İran’ın çağdaş döneminde protesto sanat akımı, meşruta inkılabı ile başladı ve 19 ağustos darbesi gibi olaylarla devam ederek gelişti. Daha sonraları onda görsel sanatlardan bazı belirtiler, “sakka hane resimleri” akımında devam etti ve son yarım asırda yani 1960’lı yıllardan beri protesto sanatı edebiyat ve tiyatroya da yayıldı ve 70’li yıllarda ise görsel sanatlar ve sinema ve müziğe de bağlandı.
Doğal olarak 70’li yıllarda modernizm akımı ardından, sosyal sanatın önemli kategorilerinden olan eleştirel ve protesto sanatı ile karşılaşıyoruz. Siyasal ve toplumsal olaylara bu bakış ve sanata yansıması "Aynadaki Ayna" sergisinin oluşumunda ve organizasyonunda dikkate alınmıştır ve protesto ve inkılapçı sanatın oluşumu ilk kez sanat tarihi perspektifinden incelenmiştir.
Eserlerin seçiminde ve sunumunda tüm sanatçılara ve akımlara neredeyse kapsamlı bir bakış bulunuyor ve muhatap, inkılaptan sonraki yıllarda var olan protesto ve sosyal sanatın köklerinin önceki yıllarda olduğunu anlar. Serginin özelliklerinden biri, sanat eserlerinin genelde büyük boyutlarda olması ve duvar resimi boyutlarında şekillenmesidir. Bu sanat dünyanın birçok yerinde son yüz yılın birçok devriminde ve toplumsal hareketinde şekillenen ve gelişen sanattır.

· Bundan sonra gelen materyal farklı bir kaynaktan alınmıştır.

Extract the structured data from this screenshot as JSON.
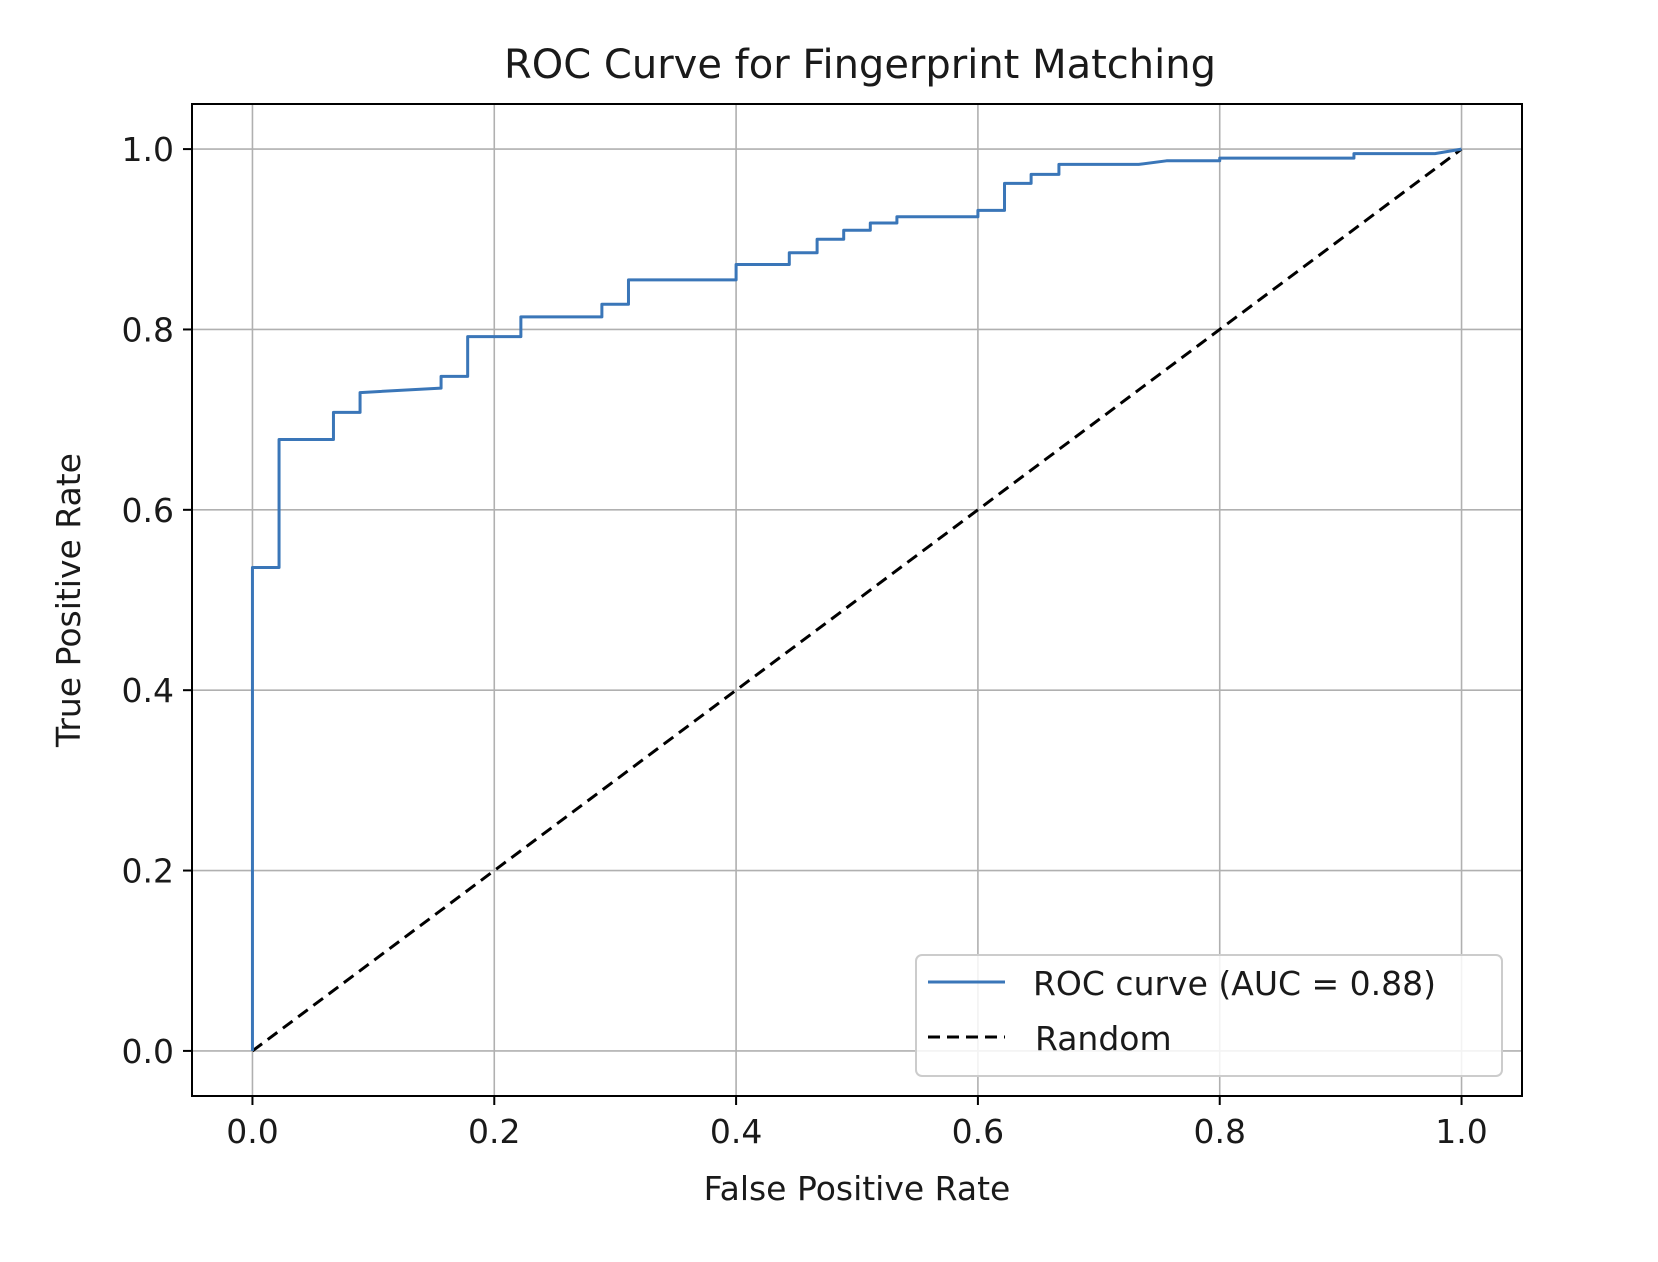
{
  "chart_data": {
    "type": "line",
    "title": "ROC Curve for Fingerprint Matching",
    "xlabel": "False Positive Rate",
    "ylabel": "True Positive Rate",
    "xlim": [
      -0.05,
      1.05
    ],
    "ylim": [
      -0.05,
      1.05
    ],
    "xticks": [
      0.0,
      0.2,
      0.4,
      0.6,
      0.8,
      1.0
    ],
    "yticks": [
      0.0,
      0.2,
      0.4,
      0.6,
      0.8,
      1.0
    ],
    "xtick_labels": [
      "0.0",
      "0.2",
      "0.4",
      "0.6",
      "0.8",
      "1.0"
    ],
    "ytick_labels": [
      "0.0",
      "0.2",
      "0.4",
      "0.6",
      "0.8",
      "1.0"
    ],
    "grid": true,
    "legend_position": "lower-right",
    "series": [
      {
        "name": "ROC curve (AUC = 0.88)",
        "color": "#3a76b8",
        "line_style": "solid",
        "x": [
          0.0,
          0.0,
          0.022,
          0.022,
          0.067,
          0.067,
          0.089,
          0.089,
          0.156,
          0.156,
          0.178,
          0.178,
          0.222,
          0.222,
          0.289,
          0.289,
          0.311,
          0.311,
          0.4,
          0.4,
          0.444,
          0.444,
          0.467,
          0.467,
          0.489,
          0.489,
          0.511,
          0.511,
          0.533,
          0.533,
          0.6,
          0.6,
          0.622,
          0.622,
          0.644,
          0.644,
          0.667,
          0.667,
          0.733,
          0.756,
          0.8,
          0.8,
          0.911,
          0.911,
          0.978,
          1.0
        ],
        "y": [
          0.0,
          0.536,
          0.536,
          0.678,
          0.678,
          0.708,
          0.708,
          0.73,
          0.735,
          0.748,
          0.748,
          0.792,
          0.792,
          0.814,
          0.814,
          0.828,
          0.828,
          0.855,
          0.855,
          0.872,
          0.872,
          0.885,
          0.885,
          0.9,
          0.9,
          0.91,
          0.91,
          0.918,
          0.918,
          0.925,
          0.925,
          0.932,
          0.932,
          0.962,
          0.962,
          0.972,
          0.972,
          0.983,
          0.983,
          0.987,
          0.987,
          0.99,
          0.99,
          0.995,
          0.995,
          1.0
        ]
      },
      {
        "name": "Random",
        "color": "#000000",
        "line_style": "dashed",
        "x": [
          0.0,
          1.0
        ],
        "y": [
          0.0,
          1.0
        ]
      }
    ]
  }
}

Aynadaki Ayna sergisi, eserleri yaratan sanatçıların çeşitliliği, eserlerin kalitesi, onların yapılış yılları ve çağdaş sosyal gelişmeler tarihi bakımından önemi, muhtemelen sanat eserlerin bir arada toplanması ve sergilenmesi konusunda yılın en önemli sanat etkinliğidir. Bu serginin kapıları, 27 şubat tarihine kadar açık olacaktır.